The Food Systems For Healthier Diets research project has been running since the end of 2016. It is a collaboration between Wageningen University & Research (WUR) and several research institutes. The project focuses on four countries. In Asia the focus is on Vietnam and Bangladesh, and in Africa the focus is on Nigeria and Ethiopia. Researcher Peter Oosterveer: “We analyse critical problems from the consumer's point of view. For example, food safety. In Vietnam, people are very sceptical of vegetables, because they believe too many pesticides were used to grow them. Out of fear, they do not eat many vegetables. You can produce those vegetables, but consumers won’t eat them.”
A lot of food is lost
In Nigeria, researchers looked at large cities in the south of the country. A lot of food is imported, and local food also travels long distances. Oosterveer: "For example, this is the case for tomatoes. It takes so long for them to arrive at their destination, that they are sometimes no longer good by the time they arrive. The question then is how you can improve transport and provide better packaging materials.”
According to Oosterveer, the reasoning behind efficient production is different, from the consumer's point of view and from a more comprehensive perspective. "Sometimes the problem is in the production of food, but sometimes also in other parts of the chain. In the case of tomatoes in Nigeria, a great deal is lost in transport and, as a result, the price is higher. Imported food prices are also high. That is a second problem for consumers.”
Many consumers eat unhealthy foods.People eat too much in general, but they also too much fat, too many calories, and too little fruit and vegetables. In some countries you not only see that people eat too little food, but also that people are now eating too much as well. Obesity is a growing problem in cities. Certain micro-elements in food are also missing. People’s diets also skew heavily towards certain foods. They would benefit from eating more vegetables and less bulk food such as rice. It involves money and access, but also knowledge. Awareness of the importance of other, healthy products.”
Part of the problem lies with consumers, with lower incomes being one of the reasons. “Staple foods are often the cheapest. Bangladesh has provided enough rice, but those who only eat rice lack certain nutrients.” In a city it is often difficult to ensure food quality. People do not always have a good place to store or cook food. “For this reason, many people buy food on the streets, and that is usually not the healthiest food. The lifestyle of people in a city does not encourage a good diet. It does not make it easy to eat healthy, especially for poor people.”
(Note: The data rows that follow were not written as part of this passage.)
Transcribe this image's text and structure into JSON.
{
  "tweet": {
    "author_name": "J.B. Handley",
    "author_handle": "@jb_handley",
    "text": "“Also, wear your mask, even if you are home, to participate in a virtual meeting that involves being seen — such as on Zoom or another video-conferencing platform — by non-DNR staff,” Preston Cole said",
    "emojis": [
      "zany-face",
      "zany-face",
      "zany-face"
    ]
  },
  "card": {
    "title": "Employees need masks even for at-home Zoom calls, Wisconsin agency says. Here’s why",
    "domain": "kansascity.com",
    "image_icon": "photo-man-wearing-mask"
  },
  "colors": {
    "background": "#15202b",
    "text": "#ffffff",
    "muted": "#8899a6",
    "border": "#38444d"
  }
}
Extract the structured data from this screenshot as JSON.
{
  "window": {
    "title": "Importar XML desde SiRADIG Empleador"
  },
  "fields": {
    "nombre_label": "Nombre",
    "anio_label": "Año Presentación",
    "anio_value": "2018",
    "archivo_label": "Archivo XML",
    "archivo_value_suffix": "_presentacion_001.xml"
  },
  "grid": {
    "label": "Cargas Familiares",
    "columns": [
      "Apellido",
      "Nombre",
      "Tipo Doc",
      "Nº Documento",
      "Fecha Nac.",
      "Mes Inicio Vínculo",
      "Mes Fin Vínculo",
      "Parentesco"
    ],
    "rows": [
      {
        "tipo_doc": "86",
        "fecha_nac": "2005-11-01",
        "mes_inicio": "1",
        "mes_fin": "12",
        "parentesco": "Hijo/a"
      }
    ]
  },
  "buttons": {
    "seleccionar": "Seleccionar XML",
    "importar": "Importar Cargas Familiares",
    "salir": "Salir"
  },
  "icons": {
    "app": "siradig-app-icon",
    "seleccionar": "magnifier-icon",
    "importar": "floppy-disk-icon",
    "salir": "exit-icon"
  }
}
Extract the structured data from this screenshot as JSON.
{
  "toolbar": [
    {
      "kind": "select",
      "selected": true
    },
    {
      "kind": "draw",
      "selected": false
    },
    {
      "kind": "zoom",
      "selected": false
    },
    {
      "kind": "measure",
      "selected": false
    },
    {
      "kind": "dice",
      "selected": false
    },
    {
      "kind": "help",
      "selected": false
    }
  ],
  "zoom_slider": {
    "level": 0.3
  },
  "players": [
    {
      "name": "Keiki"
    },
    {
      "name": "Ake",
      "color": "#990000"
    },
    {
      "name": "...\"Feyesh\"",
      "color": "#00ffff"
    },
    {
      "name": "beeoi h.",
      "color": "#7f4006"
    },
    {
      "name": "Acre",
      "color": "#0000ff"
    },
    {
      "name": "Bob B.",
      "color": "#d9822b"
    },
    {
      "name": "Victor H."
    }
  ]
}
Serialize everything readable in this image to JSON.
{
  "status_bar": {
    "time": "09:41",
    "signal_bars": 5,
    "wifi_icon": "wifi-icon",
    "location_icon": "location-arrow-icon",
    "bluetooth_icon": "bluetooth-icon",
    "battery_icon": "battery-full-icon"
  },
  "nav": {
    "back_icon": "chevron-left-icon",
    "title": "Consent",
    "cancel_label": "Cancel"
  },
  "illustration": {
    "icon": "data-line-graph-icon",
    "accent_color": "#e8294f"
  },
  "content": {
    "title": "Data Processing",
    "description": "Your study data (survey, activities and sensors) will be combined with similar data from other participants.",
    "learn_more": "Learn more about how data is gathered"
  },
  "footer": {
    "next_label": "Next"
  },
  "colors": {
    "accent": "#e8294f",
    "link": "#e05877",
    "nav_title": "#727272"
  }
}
In the pursuit of better food for the poorest, more attention must be paid to the perspective of consumers. “Not just technically about what they should eat. People are not stupid or reluctant: healthy eating is just extremely difficult. You have to look carefully at the circumstances. Can people eat healthy? We need to look for concrete opportunities. We can test what works through experiments with distribution and organisation in schools, and working with local organisations. What is most effective?
The research project will continue until the end of next year. Oosterveer: “Then we hope to have several tools to look at where there are critical problems with sustainable and healthy food for all at the national level.” It is about economic instruments, but also about policy-related instruments, such as how to involve different parties.
An example of this is an ongoing study in Ethiopia. “Together with the Ethiopian government we are looking at embedding the integrated food system approach into existing policies. The most important thing there is to combat hunger, especially among girls and young women. How can you tackle this effectively? If you come up with something new, you can design a new organisation, but it is unlikely to work. It is better to incorporate it into existing instruments. Then there is a greater chance of success. When multi-stakeholder platforms of governments, NGOs, and consumers expand, they can look and act more comprehensively.”